Book Doctrine of Election

    Book Details:
  • Author : A.W Pink
  • Publisher : Lulu.com
  • Release : 2015-11-30
  • ISBN : 1618980920
  • Pages : 172 pages

Download or read book Doctrine of Election written by A.W Pink and published by Lulu.com. This book was released on 2015-11-30 with total page 172 pages. Available in PDF, EPUB and Kindle. Book excerpt:

Book The Faith Once for All

    Book Details:
  • Author : Jack Cottrell
  • Publisher : College Press
  • Release : 2002
  • ISBN : 9780899009056
  • Pages : 628 pages

Download or read book The Faith Once for All written by Jack Cottrell and published by College Press. This book was released on 2002 with total page 628 pages. Available in PDF, EPUB and Kindle. Book excerpt:

Book The Call of Abraham

    Book Details:
  • Author : Gary A. Anderson
  • Publisher : University of Notre Dame Press
  • Release : 2013
  • ISBN : 9780268020439
  • Pages : 0 pages

Download or read book The Call of Abraham written by Gary A. Anderson and published by University of Notre Dame Press. This book was released on 2013 with total page 0 pages.

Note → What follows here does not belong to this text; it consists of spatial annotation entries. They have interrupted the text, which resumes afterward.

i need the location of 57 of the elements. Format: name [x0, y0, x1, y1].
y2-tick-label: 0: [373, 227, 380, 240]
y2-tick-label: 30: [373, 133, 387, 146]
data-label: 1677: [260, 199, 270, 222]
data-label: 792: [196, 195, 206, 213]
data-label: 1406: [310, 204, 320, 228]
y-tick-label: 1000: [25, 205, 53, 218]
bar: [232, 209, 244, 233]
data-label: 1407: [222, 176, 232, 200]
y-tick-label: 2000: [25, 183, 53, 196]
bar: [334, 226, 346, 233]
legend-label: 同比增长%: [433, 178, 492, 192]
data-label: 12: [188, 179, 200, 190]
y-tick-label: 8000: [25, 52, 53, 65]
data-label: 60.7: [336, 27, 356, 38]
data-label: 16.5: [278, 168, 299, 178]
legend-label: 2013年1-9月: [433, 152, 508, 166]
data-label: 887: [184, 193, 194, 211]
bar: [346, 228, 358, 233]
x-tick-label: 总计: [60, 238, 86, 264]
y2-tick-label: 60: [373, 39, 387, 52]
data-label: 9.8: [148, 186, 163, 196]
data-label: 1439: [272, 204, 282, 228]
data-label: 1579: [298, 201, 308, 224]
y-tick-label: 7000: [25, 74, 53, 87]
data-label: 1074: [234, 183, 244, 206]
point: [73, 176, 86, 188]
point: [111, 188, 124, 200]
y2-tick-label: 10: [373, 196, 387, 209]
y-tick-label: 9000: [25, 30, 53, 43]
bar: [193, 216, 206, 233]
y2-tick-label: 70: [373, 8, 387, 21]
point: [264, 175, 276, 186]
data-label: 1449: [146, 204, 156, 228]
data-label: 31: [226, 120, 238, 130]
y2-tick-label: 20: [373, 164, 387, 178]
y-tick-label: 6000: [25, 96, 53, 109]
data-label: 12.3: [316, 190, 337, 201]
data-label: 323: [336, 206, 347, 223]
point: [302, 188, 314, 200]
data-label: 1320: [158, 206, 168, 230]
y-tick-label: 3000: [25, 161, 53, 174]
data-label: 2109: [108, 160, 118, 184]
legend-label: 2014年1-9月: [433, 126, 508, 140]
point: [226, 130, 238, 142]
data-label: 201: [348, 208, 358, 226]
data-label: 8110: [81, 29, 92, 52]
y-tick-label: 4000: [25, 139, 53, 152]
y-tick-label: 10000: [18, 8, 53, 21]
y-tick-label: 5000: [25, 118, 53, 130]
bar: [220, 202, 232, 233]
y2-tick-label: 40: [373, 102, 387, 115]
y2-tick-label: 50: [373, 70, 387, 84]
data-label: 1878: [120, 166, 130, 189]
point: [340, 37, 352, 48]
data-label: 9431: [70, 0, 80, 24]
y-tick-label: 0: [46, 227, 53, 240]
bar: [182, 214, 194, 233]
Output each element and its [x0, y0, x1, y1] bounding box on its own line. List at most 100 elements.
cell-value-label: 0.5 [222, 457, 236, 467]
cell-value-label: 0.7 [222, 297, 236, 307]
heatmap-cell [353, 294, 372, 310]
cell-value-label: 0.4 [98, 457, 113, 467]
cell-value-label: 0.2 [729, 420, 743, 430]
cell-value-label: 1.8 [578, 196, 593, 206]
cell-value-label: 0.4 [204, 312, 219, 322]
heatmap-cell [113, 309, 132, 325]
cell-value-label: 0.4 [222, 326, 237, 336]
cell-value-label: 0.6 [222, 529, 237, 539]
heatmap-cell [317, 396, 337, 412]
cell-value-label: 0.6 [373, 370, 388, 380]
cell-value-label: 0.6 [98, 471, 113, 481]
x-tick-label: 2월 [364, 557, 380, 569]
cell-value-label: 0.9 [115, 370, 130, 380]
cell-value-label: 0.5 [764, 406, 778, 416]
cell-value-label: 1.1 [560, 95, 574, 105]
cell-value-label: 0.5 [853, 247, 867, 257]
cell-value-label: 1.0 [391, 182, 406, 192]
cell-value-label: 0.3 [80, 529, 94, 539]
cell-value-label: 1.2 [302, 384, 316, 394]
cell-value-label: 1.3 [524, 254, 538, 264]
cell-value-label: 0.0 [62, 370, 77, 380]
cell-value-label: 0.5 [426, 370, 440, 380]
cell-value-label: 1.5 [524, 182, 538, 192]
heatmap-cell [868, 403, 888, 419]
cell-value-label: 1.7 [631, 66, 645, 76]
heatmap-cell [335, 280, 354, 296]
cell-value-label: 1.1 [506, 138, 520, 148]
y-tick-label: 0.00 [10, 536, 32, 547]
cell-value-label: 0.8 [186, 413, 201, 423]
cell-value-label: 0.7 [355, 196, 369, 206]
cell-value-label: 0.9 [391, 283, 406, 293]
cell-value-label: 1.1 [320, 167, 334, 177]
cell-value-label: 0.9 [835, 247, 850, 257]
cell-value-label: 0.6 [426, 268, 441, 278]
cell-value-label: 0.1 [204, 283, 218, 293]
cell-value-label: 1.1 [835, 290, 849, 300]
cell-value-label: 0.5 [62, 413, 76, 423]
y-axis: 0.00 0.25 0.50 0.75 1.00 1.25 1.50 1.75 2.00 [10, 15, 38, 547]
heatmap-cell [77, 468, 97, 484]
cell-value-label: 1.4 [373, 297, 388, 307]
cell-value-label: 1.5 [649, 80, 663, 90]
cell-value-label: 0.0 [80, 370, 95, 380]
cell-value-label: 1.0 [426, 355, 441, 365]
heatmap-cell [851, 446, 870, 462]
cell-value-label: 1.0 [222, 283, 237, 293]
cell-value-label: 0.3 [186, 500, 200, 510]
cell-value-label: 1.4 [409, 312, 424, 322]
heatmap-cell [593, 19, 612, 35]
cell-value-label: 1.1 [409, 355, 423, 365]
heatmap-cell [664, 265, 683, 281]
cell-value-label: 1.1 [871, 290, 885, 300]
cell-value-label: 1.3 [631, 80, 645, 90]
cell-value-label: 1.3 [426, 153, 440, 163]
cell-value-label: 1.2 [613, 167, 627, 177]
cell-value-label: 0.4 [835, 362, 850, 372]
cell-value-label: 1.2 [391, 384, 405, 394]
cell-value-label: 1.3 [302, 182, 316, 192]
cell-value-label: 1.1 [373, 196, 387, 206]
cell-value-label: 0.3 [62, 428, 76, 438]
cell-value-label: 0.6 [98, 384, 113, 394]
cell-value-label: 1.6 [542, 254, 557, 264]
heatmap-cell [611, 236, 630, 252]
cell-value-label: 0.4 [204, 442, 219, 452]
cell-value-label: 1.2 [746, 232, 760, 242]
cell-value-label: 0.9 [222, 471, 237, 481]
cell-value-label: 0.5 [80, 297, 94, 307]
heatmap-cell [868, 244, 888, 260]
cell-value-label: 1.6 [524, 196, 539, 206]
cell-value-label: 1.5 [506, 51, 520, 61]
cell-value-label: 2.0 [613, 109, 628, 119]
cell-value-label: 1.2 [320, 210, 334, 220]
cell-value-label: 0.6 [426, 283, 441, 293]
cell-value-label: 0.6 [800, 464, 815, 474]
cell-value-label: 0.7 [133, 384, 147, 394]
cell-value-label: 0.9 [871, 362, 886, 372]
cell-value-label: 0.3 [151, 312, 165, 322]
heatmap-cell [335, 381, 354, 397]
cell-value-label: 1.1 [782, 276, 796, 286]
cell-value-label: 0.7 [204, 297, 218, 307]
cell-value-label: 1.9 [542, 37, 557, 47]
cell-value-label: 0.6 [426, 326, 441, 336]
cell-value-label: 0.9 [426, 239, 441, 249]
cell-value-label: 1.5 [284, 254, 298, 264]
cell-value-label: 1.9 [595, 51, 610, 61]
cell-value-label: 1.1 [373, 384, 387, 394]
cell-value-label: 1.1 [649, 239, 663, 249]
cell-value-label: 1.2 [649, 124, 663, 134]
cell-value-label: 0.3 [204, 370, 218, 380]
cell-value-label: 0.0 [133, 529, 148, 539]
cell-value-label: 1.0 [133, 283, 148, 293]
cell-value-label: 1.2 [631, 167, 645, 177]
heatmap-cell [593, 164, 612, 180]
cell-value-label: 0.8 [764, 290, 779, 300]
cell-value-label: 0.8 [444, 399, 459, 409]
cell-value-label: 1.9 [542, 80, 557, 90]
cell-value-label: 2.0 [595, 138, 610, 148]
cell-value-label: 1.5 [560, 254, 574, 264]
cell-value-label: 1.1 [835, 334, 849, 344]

Available in PDF, EPUB and Kindle. Book excerpt: The topic of the election of Israel is one of the most controversial and difficult subjects in the entire Bible. Modern readers wonder why God would favour one specific people and why Israel in particular was chosen. This focused volume seeks to bring to a wide audience the on-going, rich theological dialogue on the election of Israel.

Book The Unfavored

    Book Details:
  • Author : Josef Sykora
  • Publisher :
  • Release : 2018
  • ISBN : 9781575069586
  • Pages : 0 pages

Download or read book The Unfavored written by Josef Sykora and published by . This book was released on 2018 with total page 0 pages. Available in PDF, EPUB and Kindle. Book excerpt: Examines the concept of chosenness in the Hebrew Bible, centering on the role of the unfavored characters within Israel, specifically Judah and Saul.